Transportation Network Companies like such as Uber, Lyft and Sidecar should bear the insurance burden when they encourage non-professional drivers to use their personal vehicles to transport passengers for a profit, said California Insurance Commissioner Dave Jones.
Jones’ recommendation was made to the California Public Utilities Commission, which oversees TNCs in California. His recommendation stems from a recent Department of Insurance investigative hearing in which insurers, TNC operators and taxi and limo operators squared off on the issue of how insurance should be handled.
“While smartphone technology is bringing new business opportunities to the marketplace and new transportation choices for consumers, our investigative hearing revealed serious insurance gaps in the current business model of transportation network companies such as Uber, Lyft and Sidecar,” Jones said in a statement. “As long as TNCs are encouraging non-professional drivers to use their personal vehicles to drive passengers for a profit, a risk which personal automobile insurance simply does not cover, TNCs should bear the burden of making sure that insurance is provided. Our recommendations will ensure there is insurance protection for passengers, drivers and pedestrians.”
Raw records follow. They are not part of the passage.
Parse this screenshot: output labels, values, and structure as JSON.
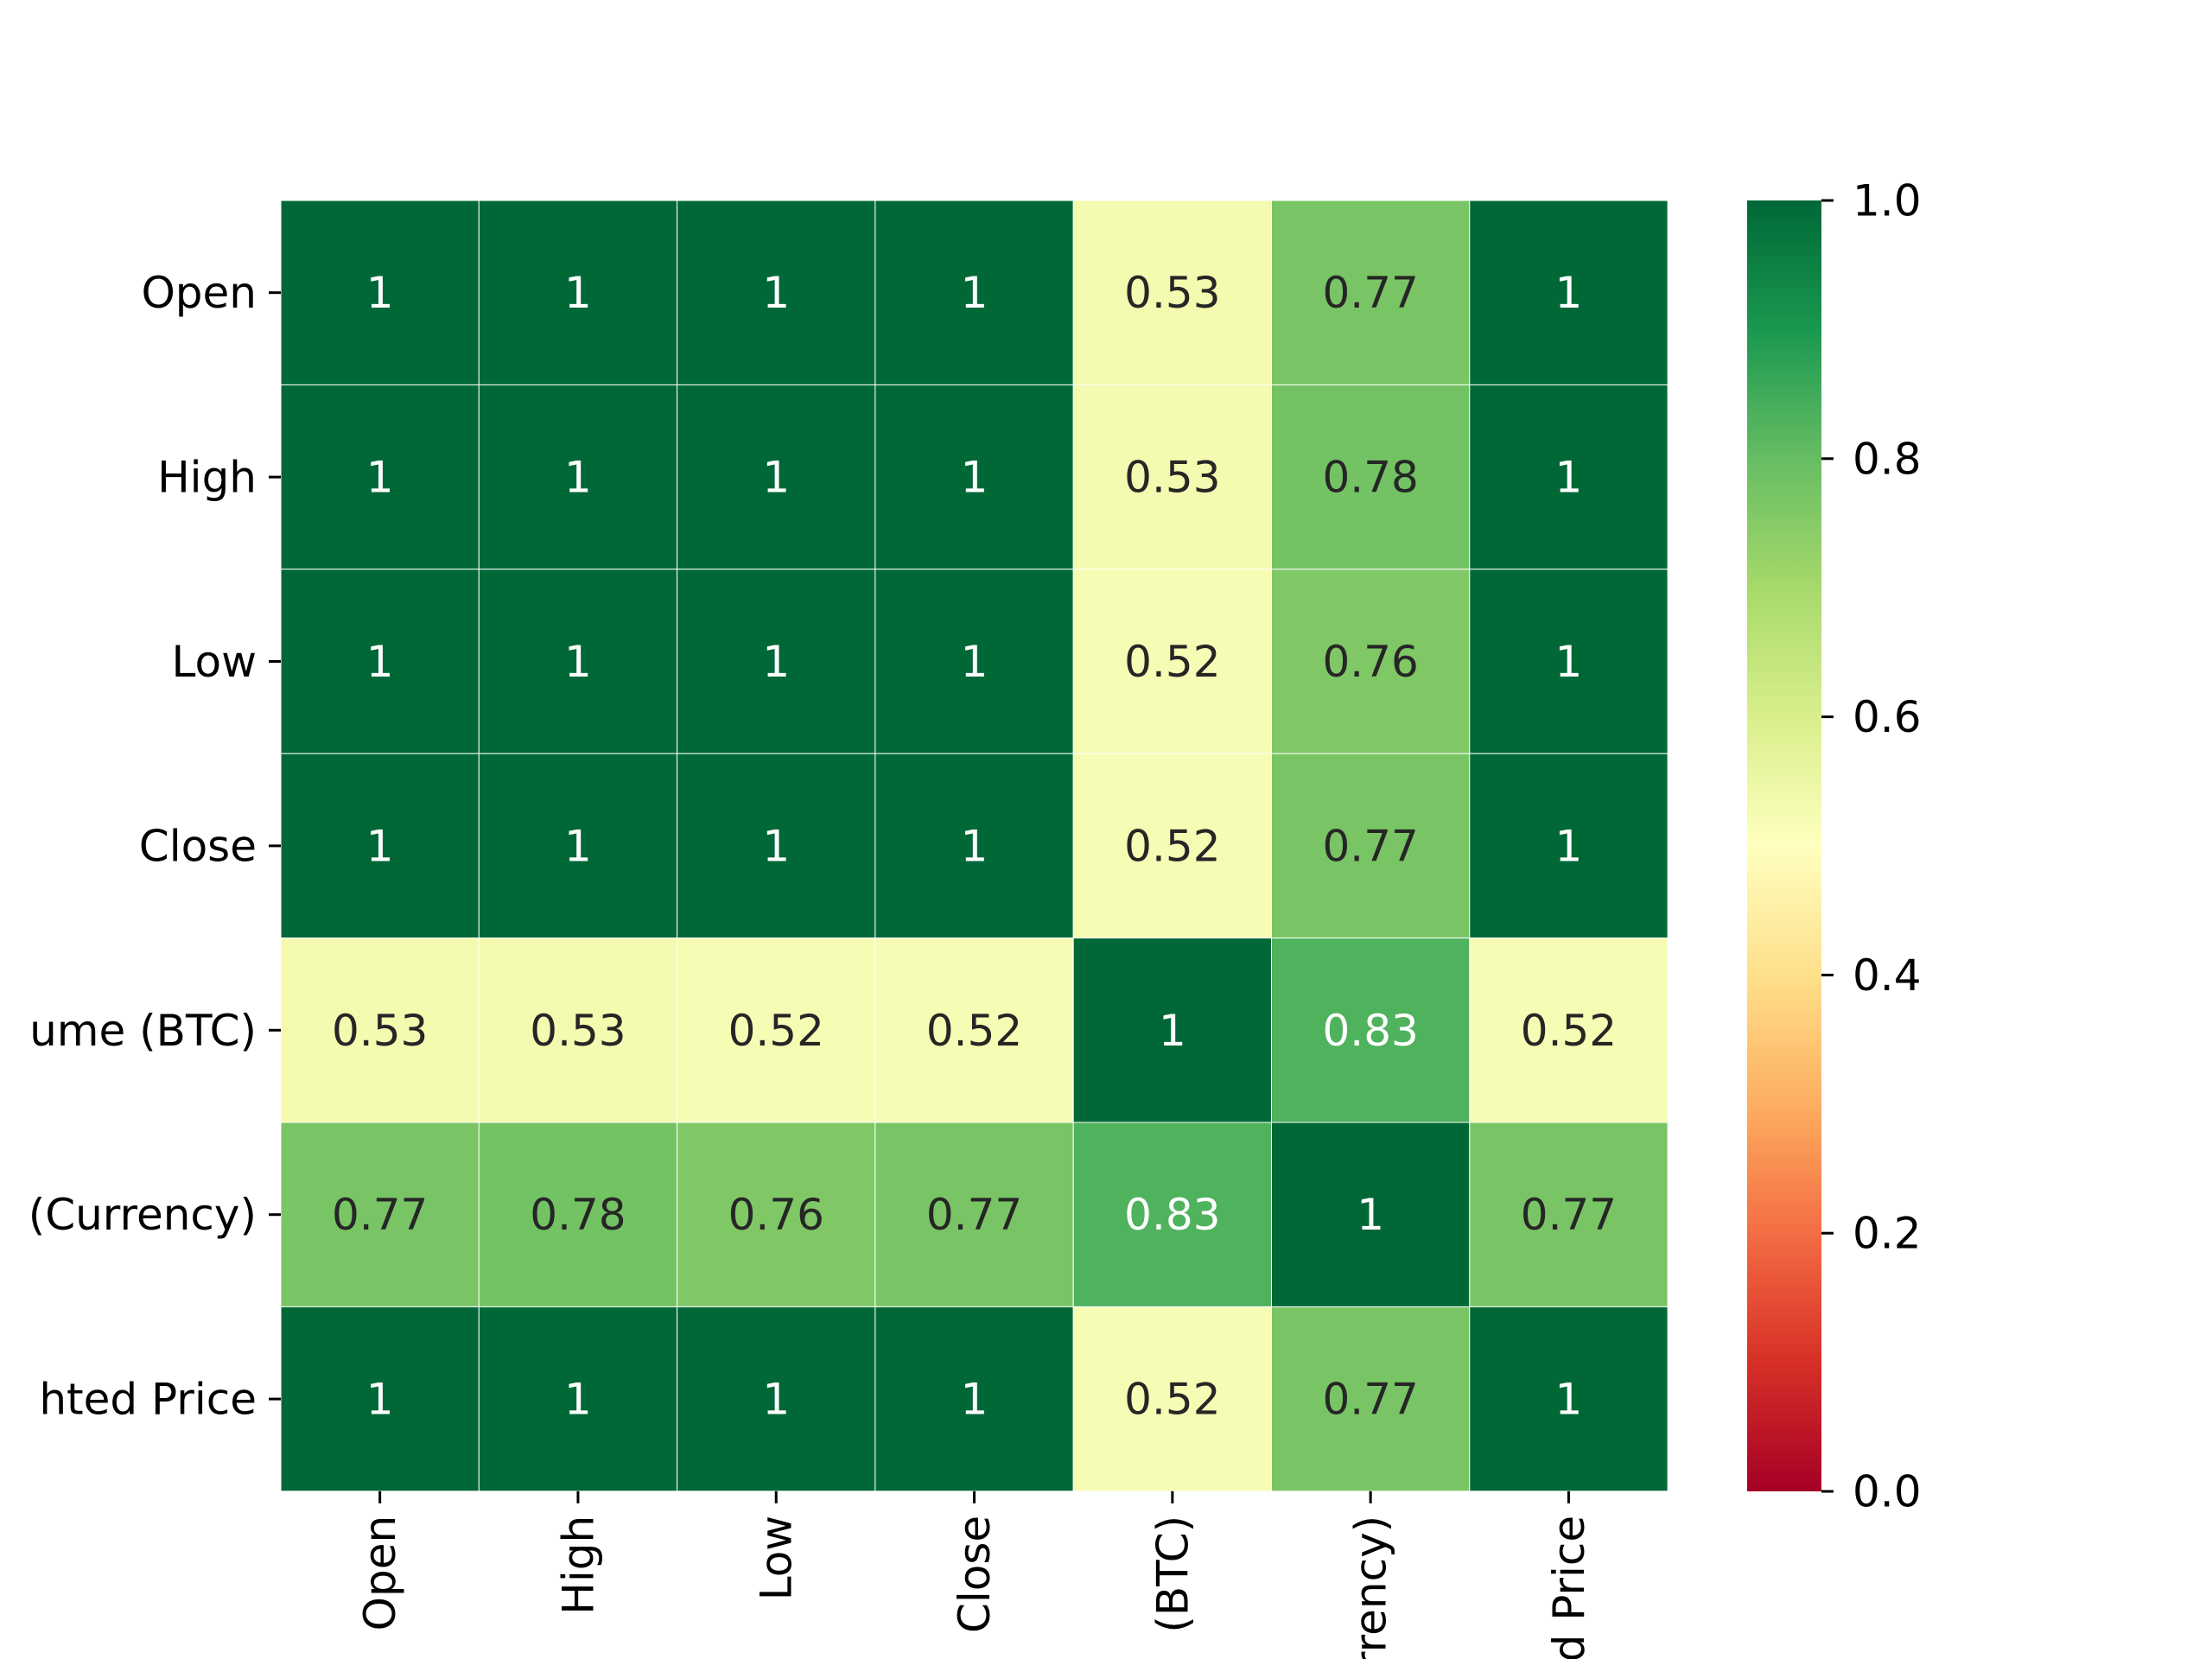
{
  "chart_data": {
    "type": "heatmap",
    "row_labels": [
      "Open",
      "High",
      "Low",
      "Close",
      "ume (BTC)",
      "(Currency)",
      "hted Price"
    ],
    "col_labels": [
      "Open",
      "High",
      "Low",
      "Close",
      "(BTC)",
      "rrency)",
      "d Price"
    ],
    "values": [
      [
        1,
        1,
        1,
        1,
        0.53,
        0.77,
        1
      ],
      [
        1,
        1,
        1,
        1,
        0.53,
        0.78,
        1
      ],
      [
        1,
        1,
        1,
        1,
        0.52,
        0.76,
        1
      ],
      [
        1,
        1,
        1,
        1,
        0.52,
        0.77,
        1
      ],
      [
        0.53,
        0.53,
        0.52,
        0.52,
        1,
        0.83,
        0.52
      ],
      [
        0.77,
        0.78,
        0.76,
        0.77,
        0.83,
        1,
        0.77
      ],
      [
        1,
        1,
        1,
        1,
        0.52,
        0.77,
        1
      ]
    ],
    "annotations": [
      [
        "1",
        "1",
        "1",
        "1",
        "0.53",
        "0.77",
        "1"
      ],
      [
        "1",
        "1",
        "1",
        "1",
        "0.53",
        "0.78",
        "1"
      ],
      [
        "1",
        "1",
        "1",
        "1",
        "0.52",
        "0.76",
        "1"
      ],
      [
        "1",
        "1",
        "1",
        "1",
        "0.52",
        "0.77",
        "1"
      ],
      [
        "0.53",
        "0.53",
        "0.52",
        "0.52",
        "1",
        "0.83",
        "0.52"
      ],
      [
        "0.77",
        "0.78",
        "0.76",
        "0.77",
        "0.83",
        "1",
        "0.77"
      ],
      [
        "1",
        "1",
        "1",
        "1",
        "0.52",
        "0.77",
        "1"
      ]
    ],
    "colorbar": {
      "colormap": "RdYlGn",
      "vmin": 0,
      "vmax": 1,
      "ticks": [
        "0.0",
        "0.2",
        "0.4",
        "0.6",
        "0.8",
        "1.0"
      ],
      "tick_values": [
        0,
        0.2,
        0.4,
        0.6,
        0.8,
        1.0
      ]
    },
    "colors": {
      "cell_border": "#ffffff",
      "annotation_light": "#ffffff",
      "annotation_dark": "#262626"
    }
  }
}
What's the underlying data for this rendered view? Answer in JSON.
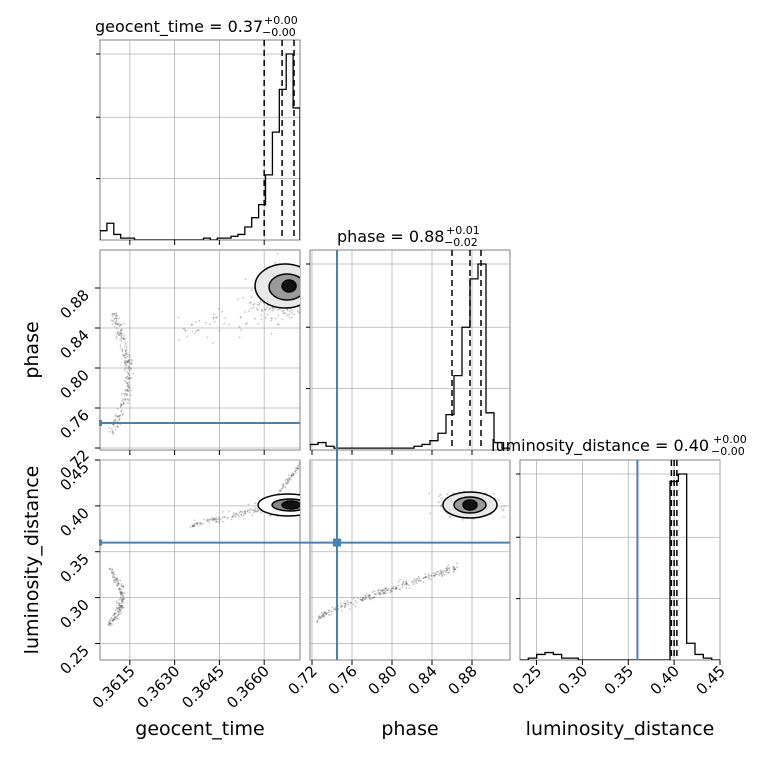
{
  "chart_data": {
    "type": "corner",
    "parameters": [
      "geocent_time",
      "phase",
      "luminosity_distance"
    ],
    "truths": {
      "phase": 0.745,
      "luminosity_distance": 0.36
    },
    "truth_color": "#4682b4",
    "axis_labels": {
      "x": [
        "geocent_time",
        "phase",
        "luminosity_distance"
      ],
      "y": [
        "phase",
        "luminosity_distance"
      ]
    },
    "titles": [
      {
        "param": "geocent_time",
        "text": "geocent_time = 0.37",
        "sup": "+0.00",
        "sub": "−0.00"
      },
      {
        "param": "phase",
        "text": "phase = 0.88",
        "sup": "+0.01",
        "sub": "−0.02"
      },
      {
        "param": "luminosity_distance",
        "text": "luminosity_distance = 0.40",
        "sup": "+0.00",
        "sub": "−0.00"
      }
    ],
    "ticks": {
      "geocent_time": {
        "labels": [
          "0.3615",
          "0.3630",
          "0.3645",
          "0.3660"
        ],
        "values": [
          0.3615,
          0.363,
          0.3645,
          0.366
        ]
      },
      "phase": {
        "labels": [
          "0.72",
          "0.76",
          "0.80",
          "0.84",
          "0.88"
        ],
        "values": [
          0.72,
          0.76,
          0.8,
          0.84,
          0.88
        ]
      },
      "luminosity_distance": {
        "labels": [
          "0.25",
          "0.30",
          "0.35",
          "0.40",
          "0.45"
        ],
        "values": [
          0.25,
          0.3,
          0.35,
          0.4,
          0.45
        ]
      }
    },
    "ranges": {
      "geocent_time": [
        0.3605,
        0.3672
      ],
      "phase": [
        0.718,
        0.918
      ],
      "luminosity_distance": [
        0.232,
        0.45
      ]
    },
    "histograms": {
      "geocent_time": {
        "counts": [
          5,
          9,
          3,
          1,
          1,
          0,
          0,
          0,
          0,
          0,
          0,
          0,
          0,
          0,
          0,
          1,
          0,
          1,
          1,
          2,
          3,
          7,
          12,
          19,
          35,
          58,
          81,
          100,
          71
        ],
        "quantiles": [
          0.366,
          0.3666,
          0.367
        ]
      },
      "phase": {
        "counts": [
          3,
          4,
          2,
          1,
          1,
          1,
          1,
          1,
          1,
          1,
          1,
          1,
          1,
          2,
          3,
          5,
          9,
          19,
          40,
          66,
          92,
          100,
          20,
          4,
          1
        ],
        "quantiles": [
          0.86,
          0.878,
          0.889
        ]
      },
      "luminosity_distance": {
        "counts": [
          0,
          1,
          3,
          4,
          3,
          1,
          1,
          0,
          0,
          0,
          0,
          0,
          0,
          0,
          0,
          0,
          0,
          0,
          96,
          100,
          9,
          3,
          1,
          0
        ],
        "quantiles": [
          0.397,
          0.4,
          0.403
        ]
      }
    }
  }
}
Jones’ recommendations include:
- Requiring TNCs to provide $1 million commercial liability insurance that begins the moment a driver switches on the app;
- Requiring TNCs to provide $1 million uninsured/underinsured coverage to protect the driver and passenger;
- Requiring TNCs to provide insurance policy information to TNC drivers to carry in their cars;
- Requiring TNCs to disclose to drivers that their personal auto insurance coverages may not apply while they drive for the TNC;
- Requiring TNCs to provide comprehensive and collision coverage for the driver’s auto if the driver has those coverages on the driver’s own policy;
- Legislature should revisit the ridesharing and casual carpooling laws to allow for apps that match not-for-profit drivers with casual riders.
The commissioner’s letter and complete recommendations to the CPUC can be found on the department’s website.